Carson Black Lung representative speaks to council
The Carson Black Lung Clinic has been in operation on the third floor of the Pineville Hospital for just over six months. On Tuesday, Rodney Terry, the chief operating officer at the clinic, addressed the Pineville City Council with an update.
The Carson Black Lung Clinic Research and Education Center was started in Pennington Gap, Va. by Mr. Ron Carson.
“As we were talking about the project, we realized that the need for black lung treatment was especially proven and necessary in Pineville,” Terry said. “PMF, Progressive Mass Fibrosis, was research and basically the research was cultivated by Ron Carson’s three clinics.”
According to Terry, at the time that he was running the research the highest rates of PMF were found in this area.
“You have miners who are 20 years old dying,” he said. “Literally choking because they can’t breathe, it’s as if they are breathing through a straw, and progressive mass fibrosis is not the normal run of the mill dying from black lung. It’s on steroids when you think about what’s happening to it.”
Terry said he was not aware of how serious it was even after the research, studies and meeting miners.
“It wasn’t until we processed about 63 miners at our clinic, and two of them already have PMF,” he explained. “This would be the equivalent if we were doing a colon cancer screening and two out of every 100 had colon cancer.
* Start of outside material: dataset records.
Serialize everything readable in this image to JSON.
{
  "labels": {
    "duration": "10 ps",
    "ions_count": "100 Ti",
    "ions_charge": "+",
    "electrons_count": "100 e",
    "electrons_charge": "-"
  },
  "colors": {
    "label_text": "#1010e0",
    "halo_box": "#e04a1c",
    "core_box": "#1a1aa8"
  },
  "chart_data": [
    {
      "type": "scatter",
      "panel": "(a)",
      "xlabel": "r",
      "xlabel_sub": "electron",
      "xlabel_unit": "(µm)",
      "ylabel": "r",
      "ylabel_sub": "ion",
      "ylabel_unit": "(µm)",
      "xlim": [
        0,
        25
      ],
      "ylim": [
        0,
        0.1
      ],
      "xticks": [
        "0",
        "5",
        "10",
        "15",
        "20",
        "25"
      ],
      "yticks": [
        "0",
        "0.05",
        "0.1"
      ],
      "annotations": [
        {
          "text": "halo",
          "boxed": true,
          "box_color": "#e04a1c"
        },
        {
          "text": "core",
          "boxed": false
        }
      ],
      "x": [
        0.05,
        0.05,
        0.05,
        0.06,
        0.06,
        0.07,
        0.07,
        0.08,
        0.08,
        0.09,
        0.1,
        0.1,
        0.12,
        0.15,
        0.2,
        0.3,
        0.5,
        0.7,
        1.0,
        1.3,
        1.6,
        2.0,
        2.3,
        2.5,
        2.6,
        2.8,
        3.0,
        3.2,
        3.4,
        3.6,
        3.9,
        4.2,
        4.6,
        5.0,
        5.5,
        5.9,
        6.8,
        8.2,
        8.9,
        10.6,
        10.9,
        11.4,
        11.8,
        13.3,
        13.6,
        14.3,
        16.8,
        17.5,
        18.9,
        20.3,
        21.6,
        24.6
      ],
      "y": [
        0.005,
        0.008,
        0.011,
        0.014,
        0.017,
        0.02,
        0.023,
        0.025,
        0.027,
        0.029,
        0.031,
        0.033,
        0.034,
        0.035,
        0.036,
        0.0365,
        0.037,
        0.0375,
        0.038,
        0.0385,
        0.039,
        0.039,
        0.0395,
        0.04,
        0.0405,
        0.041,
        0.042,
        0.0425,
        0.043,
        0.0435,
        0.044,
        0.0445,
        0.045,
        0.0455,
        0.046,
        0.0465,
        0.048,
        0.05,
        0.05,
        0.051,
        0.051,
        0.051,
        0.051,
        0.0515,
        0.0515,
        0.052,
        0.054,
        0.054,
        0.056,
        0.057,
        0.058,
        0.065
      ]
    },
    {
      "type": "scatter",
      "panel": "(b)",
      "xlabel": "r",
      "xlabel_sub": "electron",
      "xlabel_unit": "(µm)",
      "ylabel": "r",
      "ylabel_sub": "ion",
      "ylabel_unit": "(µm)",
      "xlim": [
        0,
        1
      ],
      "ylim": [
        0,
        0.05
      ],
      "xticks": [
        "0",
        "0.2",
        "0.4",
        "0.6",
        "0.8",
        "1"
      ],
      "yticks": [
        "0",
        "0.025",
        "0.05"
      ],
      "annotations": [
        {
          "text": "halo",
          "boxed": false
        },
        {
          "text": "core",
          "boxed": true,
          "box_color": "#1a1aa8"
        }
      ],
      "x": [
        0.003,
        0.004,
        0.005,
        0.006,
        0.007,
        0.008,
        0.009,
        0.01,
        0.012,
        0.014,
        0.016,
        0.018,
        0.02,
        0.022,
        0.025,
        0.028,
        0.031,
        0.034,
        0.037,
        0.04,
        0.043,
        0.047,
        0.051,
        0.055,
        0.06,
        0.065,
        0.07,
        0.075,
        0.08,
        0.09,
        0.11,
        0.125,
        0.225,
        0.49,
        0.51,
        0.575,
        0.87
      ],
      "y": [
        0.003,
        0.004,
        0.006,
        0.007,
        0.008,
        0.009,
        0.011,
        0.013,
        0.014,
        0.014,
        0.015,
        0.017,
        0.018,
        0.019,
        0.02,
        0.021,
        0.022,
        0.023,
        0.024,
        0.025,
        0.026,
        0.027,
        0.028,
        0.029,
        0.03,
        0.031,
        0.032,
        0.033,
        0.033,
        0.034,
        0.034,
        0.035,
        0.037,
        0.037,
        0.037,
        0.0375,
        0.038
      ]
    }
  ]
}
If this were any other disease and affected any other population of people, this would be a national emergency.”
He said they are dealing with a population of people who are very proud and generally don’t want anyone to feel sorry for them. What they are trying to do at the Carson Clinic is to reframe the situation so that miners know they have a right to get tested.
“It would be as if you went to get a colonoscopy when you get to a certain age,” he explained. “Black lung once you have it, it’s fatal, and you will die. You will die from it, and the only cure from it is a lung transplant.”
Terry reiterated that what they are doing at the Carson Lung Center is educating miners so them and their family can have a better quality of life.
“The disease progresses to a place where the miner can’t walk 30 feet without carrying oxygen and, sometimes, that’s too much,” Terry said. “We were fortunate enough to find space in the Pineville Hospital that would accommodate us having a respiratory therapy care unit where the miners can get respiratory rehabilitation — to help them live with the disease longer than they normally would.”
Terry explained that the space has undergone extensive amounts of work to prepare it for use.
“We were committed and still are committed to being in the City of Pineville,” he said. “We will probably take the entire third floor of that hospital. We are bringing in two triple board certified pulmonologists back to the region, not in name but actually practicing and working in the clinic.”
He explained that they have hired seven people so far, and it is an atmosphere where the staff knows they are taken care of.
“They can focus on the miners,” he explained. “We’ve had two outreaches so far, and we are doing a third one in Harlan and bringing those miners to Pineville. Miners will be coming from nationwide in vans and Winnebago’s to come here into our facility and Pennington Gap to get these services.
Terry credits it all to Mr. Carson.
“It’s amazing what he has been able to do,” he said. “Mr. Carson was recognized by Congress on both sides for his work in black lung, and he has never taken a dime from a miner represented in the court.”
Terry said between the clinic and Dr. Mohan’s clinic, together they are anchoring the hospital in that section where they currently are. He also explained that they are currently in negotiations with a couple of universities in the area to start research and education projects.
He also explained that they want to offer the facility to the area, to the kids, and to the parents so they can see that there is something happening here.
“Our goal is to provide skill training, high paying jobs, paying greater than the national average and also expansion,” he said. “We’ve been looking at some real estate in town. Our existence does not depend on upon a building. Our existence is dependent upon the people who need the services.”
He also pointed out that they are spending their money locally.
“We are spending money in Middlesboro and in town,” he said. “We’ve used Harris Printing, and we are using a printing supply place in Middlesboro. We are trying to be good citizens in the community and stay away from the big box stores.”
“We know who’s buttered our bread here for 100 years,” Mayor Madon said. “Our town and our county have been built on the coal miners backs, and I’ve got a lot of respect for those guys who do that work and still do that work. We have a lot of people that are still doing it. We appreciate it and appreciate you helping them.”
The clinic currently provides outpatient services but is expected to be a full clinic by the end of May. Terry explains at that point they will expand into the respiratory therapy services and will be offering more services.
“I think by the end of the year, we will probably need to take the entire third floor or find a new building,” he said. “If we can get a miner into respiratory rehabilitation, we can get a miner to understand what they are going to look forward to or what they have to do down the line.”
Terry said the next goal is to get a full staff.
“We have six employees,” he said. “We need to hire another because we are bringing on two more pulmonologists. This is the first time in a long time that you’re going to have two triple board certified pulmonologists operating out of that building.”
Information on the upcoming outreach in Harlan is expected to be released in the upcoming weeks and can be found in the Middlesboro Daily News and the Harlan Enterprise.